Unfortunately, many sites that are of recognised value for biodiversity continue to be damaged or destroyed through development, agricultural intensification, inappropriate management, or neglect. Even those sites that are properly looked after are difficult to manage due to their fragmented distribution and often small size.
Biodiversity and our quality of life
Safeguarding biodiversity is a key aspect of sustainability, and biodiversity and a healthy natural environment are a crucial component of the quality of life for local communities.
Biodiversity, well-being and health
People value wildlife for its own sake, but contact with nature is also good for us – it has a positive effect on physical and mental health and well-being, encourages exercise, and improves people’s ability to cope with, and recover from, stress, illness and injury.

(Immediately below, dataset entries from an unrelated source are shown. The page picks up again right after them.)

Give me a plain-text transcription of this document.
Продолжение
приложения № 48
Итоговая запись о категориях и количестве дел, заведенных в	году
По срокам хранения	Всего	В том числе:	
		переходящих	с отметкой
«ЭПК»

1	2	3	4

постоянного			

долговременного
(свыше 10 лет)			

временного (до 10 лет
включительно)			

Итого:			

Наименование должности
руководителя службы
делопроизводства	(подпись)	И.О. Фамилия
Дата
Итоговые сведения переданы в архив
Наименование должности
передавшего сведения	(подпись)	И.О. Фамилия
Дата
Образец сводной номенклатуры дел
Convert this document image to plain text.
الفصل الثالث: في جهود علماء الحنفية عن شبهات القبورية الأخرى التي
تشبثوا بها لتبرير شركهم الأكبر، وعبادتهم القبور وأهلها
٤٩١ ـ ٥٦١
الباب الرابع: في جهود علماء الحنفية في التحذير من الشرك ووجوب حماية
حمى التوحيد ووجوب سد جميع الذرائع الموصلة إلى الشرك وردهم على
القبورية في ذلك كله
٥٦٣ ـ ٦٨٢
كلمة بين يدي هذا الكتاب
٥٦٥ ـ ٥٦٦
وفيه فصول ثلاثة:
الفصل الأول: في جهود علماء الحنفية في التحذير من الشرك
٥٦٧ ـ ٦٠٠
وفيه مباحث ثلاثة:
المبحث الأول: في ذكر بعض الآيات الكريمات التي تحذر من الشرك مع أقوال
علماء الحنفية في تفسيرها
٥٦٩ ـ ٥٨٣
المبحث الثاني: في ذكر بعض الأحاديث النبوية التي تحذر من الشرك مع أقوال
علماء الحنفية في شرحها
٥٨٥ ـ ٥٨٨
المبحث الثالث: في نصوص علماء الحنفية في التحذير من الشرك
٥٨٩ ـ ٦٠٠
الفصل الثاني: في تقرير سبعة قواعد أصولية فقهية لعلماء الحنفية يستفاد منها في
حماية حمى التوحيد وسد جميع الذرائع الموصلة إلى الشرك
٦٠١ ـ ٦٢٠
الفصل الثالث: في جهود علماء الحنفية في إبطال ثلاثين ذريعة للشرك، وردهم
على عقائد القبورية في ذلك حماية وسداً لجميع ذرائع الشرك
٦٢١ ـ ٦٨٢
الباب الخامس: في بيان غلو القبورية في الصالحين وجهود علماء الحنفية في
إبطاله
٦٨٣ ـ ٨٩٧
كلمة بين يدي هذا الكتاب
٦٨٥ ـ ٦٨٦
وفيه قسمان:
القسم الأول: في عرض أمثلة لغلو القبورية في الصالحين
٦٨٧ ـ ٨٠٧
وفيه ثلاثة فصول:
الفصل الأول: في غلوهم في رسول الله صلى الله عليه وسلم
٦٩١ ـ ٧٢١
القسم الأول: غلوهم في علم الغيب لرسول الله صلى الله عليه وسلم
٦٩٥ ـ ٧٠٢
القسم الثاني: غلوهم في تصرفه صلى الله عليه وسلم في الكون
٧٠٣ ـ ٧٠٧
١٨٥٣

Biodiversity and the economy
A biodiverse natural environment contributes significantly to a healthy economy, providing direct economic benefits in farming, fisheries, forestry, pharmaceuticals and manufacturing. It also encourages inward investment and forms the basis of tourism in many places.
Biodiversity and our environment
Biodiversity is integral to a healthy local environment, providing us with essential services, such as nutrient cycling, soil formation, pollination. Features such as hedgerows form windbreaks and prevent soil erosion, floodplains and washlands act as release valves for rivers in flood, and trees soak up carbon dioxide.